Insurance renewal quotes: new rules mean you may not have to switch

Consumers have long complained that car and home insurance renewal quotes rise every year unless they switch. But from next month, insurers will be banned from penalising long-standing customers.

Say goodbye to the insurance policy “loyalty penalty”. From next month insurers will be banned from penalising long-time customers. Consumers have long complained that renewal quotes for car and home insurance rise every year unless customers switch: insurers profit from consumer inertia. 

Figures from comparison site Compare the Market show that “over half of households saw their insurance premiums rise at renewal in the past 12 months by an average of £81”, reports Grace Gausden for ThisisMoney. Customers who switch save an average of £262 on car insurance and £113 on home insurance, compared to those who auto-renew. The estimated 46% of vehicle and home policy holders who stick with their insurer are paying a steep price for their loyalty.   

The Financial Conduct Authority (FCA), the City regulator, wants to put a stop to that. From January 2022 insurers will have to offer the same rates to new and existing customers who buy via the same channel (the same comparison site, for instance). The FCA forecasts that the changes will save consumers £4.2bn over the next decade. The likely upshot is that non-switchers will win and the more organised will lose; the changes are expected to see premiums converge, with those who auto-renew paying less overall, while new customers are charged more. “Avoid auto-renewing” your home and car insurance has long been basic personal-finance advice, but in the future the savings made by switching are likely to be less impressive. Instead of being a no-brainer, switching will depend on whether a competitor can offer a better deal for the long term, rather than just dangling a cheap introductory rate. 

The new rules mark a “fundamental shift in the car and home-insurance market”, but no one is quite sure how things will shake out, says Ian Smith in the Financial Times. Some say the habit of shopping around on comparison sites has become ingrained, but the FCA thinks there will be less switching as there will be less incentive to do so. Others hope that insurers shift to competing more on service and their reputation for paying claims than on price.  

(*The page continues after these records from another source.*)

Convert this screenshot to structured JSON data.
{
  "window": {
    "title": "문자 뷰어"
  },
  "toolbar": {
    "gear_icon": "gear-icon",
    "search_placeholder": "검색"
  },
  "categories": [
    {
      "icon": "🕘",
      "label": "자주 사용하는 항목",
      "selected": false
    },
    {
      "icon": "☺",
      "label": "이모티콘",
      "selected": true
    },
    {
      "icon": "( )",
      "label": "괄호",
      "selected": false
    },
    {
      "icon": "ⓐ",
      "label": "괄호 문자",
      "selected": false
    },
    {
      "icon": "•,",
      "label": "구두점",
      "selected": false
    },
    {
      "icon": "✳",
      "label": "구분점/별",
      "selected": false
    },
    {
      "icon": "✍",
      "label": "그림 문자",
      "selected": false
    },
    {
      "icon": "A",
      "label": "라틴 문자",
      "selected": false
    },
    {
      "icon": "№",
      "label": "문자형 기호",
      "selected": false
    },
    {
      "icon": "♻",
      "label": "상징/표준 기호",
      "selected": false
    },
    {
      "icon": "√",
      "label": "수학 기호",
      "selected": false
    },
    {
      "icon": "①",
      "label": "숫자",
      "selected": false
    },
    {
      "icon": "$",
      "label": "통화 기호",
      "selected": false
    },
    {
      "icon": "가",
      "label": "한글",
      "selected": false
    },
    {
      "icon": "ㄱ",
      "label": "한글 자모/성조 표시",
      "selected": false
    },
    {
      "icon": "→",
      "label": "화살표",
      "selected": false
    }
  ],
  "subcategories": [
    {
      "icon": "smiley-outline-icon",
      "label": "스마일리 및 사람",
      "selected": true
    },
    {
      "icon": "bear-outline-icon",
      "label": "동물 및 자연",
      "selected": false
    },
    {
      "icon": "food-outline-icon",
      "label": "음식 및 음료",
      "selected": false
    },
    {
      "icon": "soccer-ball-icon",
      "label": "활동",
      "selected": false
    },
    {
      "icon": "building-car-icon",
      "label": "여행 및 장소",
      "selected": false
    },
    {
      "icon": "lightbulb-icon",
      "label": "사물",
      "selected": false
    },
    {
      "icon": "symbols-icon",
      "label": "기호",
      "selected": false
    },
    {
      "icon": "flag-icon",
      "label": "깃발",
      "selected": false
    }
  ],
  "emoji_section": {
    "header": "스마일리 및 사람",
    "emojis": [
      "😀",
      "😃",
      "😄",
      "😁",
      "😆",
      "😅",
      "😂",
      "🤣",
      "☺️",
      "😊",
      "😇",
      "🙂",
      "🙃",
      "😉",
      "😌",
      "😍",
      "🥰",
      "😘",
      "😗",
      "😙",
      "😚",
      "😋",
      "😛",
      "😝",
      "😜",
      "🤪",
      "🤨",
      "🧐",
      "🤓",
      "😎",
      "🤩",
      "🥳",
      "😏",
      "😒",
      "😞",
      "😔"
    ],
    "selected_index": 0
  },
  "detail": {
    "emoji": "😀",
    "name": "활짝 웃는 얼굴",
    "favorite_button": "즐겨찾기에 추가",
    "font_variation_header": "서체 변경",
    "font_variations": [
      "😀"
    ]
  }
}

Bag a deal before the new year

With premiums for new customers set to rise, it’s time to see if you can bag yourself a deal before the new year, says Martin Lewis of Money Saving Expert. Check even if your current policy is not nearing renewal. While switching early incurs an administration fee (typically about £50), the potential savings may be even greater. One customer reports saving “over £400” after switching his home and car-insurance policies from a company he had been with for over 30 years. To begin your search, check at least two comparison sites, as well as insurers such as Direct Line and Aviva that do not appear in these listings. If you do want to stick with your insurer, then haggle: “Take the best price you’ve got to your existing insurer and see if it’ll match it.”

Put a reminder in the calendar to renew early. Compare the Market says that car insurance policies cost an average of £707 for someone switching on the renewal date, versus £401 for someone switching 20 days earlier, says Vicky Shaw in The Independent. “Around a third… of quote comparison enquiries are made the day before a policy ends or on the end date.”  

Shopping around for a better deal on insurance is not many people’s idea of a fun Christmas activity; but thanks to the loyalty penalty ban it might be the last time you have to do it for a couple of years.